Her lips curved into a slow, small smile, and he realized, with a sickening sensation, that she knew more about him than he'd like. There was a hard glint in her eyes and suddenly, they were not prince of Asgard and his new wife, but predator and prey. He felt trapped, suddenly, so he fixed his smirk firmly on his implacable face, hoping she hadn't noticed the flicker in her eyes (but of course she had), and quickly made an illusion of himself while he silently and invisibly removed himself from where he was. Standing a little ways to the side, he could see both his eyes and hers.

"Loki Odinson," she began, "second-born son of Asgard and the god of lies and mischief, or so I've been told." There was something malicious there that terrified him for a moment before he shook it off. "But not really an Odinson, I think," she said, and he froze. "Not an Odinson, but perhaps Friggason.

"I tell you, Loki of Asgard, what I see of you. I see a prince the people tolerate, whose colours few can wear with pride. I see a god, who, despite being a god, finds himself only known for his silver tongue and petty tricks. I see a prince who stands in the shadows - who is a shadow -, a distant moon to your dear brother's bright, burning star. I see jealously, anger, hate and pain, all locked up in there," she near-hissed, jabbing a finger at his forehead. "Despite all this weakness," she really hissed, this time, "do you know what I see, above all else?" Loki had his illusion shake his head slowly. She was leaning forward now, something burning in her gaze. "I see power, Loki. Great untameable power." She tossed another one of her knives at his illusion, dissipating it and allowing the weapon to sink with a dull thunk into the wall. She almost looked disappointed, and turned her head to look at him, the real Loki, who had returned to visibility.

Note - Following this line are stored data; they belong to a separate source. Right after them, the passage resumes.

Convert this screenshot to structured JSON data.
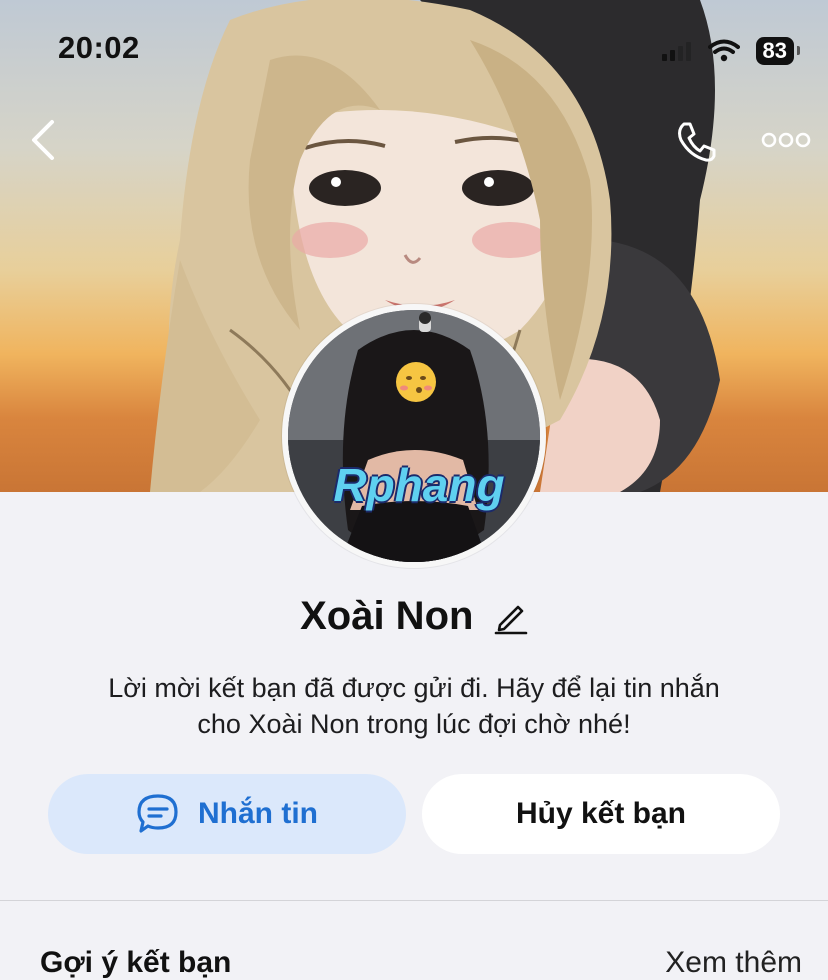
{
  "status_bar": {
    "time": "20:02",
    "battery": "83"
  },
  "profile": {
    "name": "Xoài Non",
    "watermark": "Rphang",
    "message_line1": "Lời mời kết bạn đã được gửi đi. Hãy để lại tin nhắn",
    "message_line2": "cho Xoài Non trong lúc đợi chờ nhé!"
  },
  "actions": {
    "message_label": "Nhắn tin",
    "unfriend_label": "Hủy kết bạn"
  },
  "suggestions": {
    "title": "Gợi ý kết bạn",
    "see_more": "Xem thêm"
  },
  "colors": {
    "accent": "#1f6fd1",
    "accent_bg": "#dbe8fb",
    "page_bg": "#f2f2f6"
  },
  "icons": [
    "chevron-left-icon",
    "phone-icon",
    "more-icon",
    "signal-icon",
    "wifi-icon",
    "battery-icon",
    "edit-icon",
    "chat-icon"
  ]
}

"You could be great, Loki. You _are_ power," she whispered, leaning back and seemingly resigned. Her words had ignited something in him, and while he recognized that she could very well be manipulating him, there was something so honest in her voice that made him believe her.

"Be that as it may," he said, voice slightly raspy, "I am still a prince of Asgard and the only standard for greatness in these halls is the All-Father's."

"And that's why," she said, sounding a little sad, "you will never be truly great." They both knew that she didn't refer to the All-Father's standards.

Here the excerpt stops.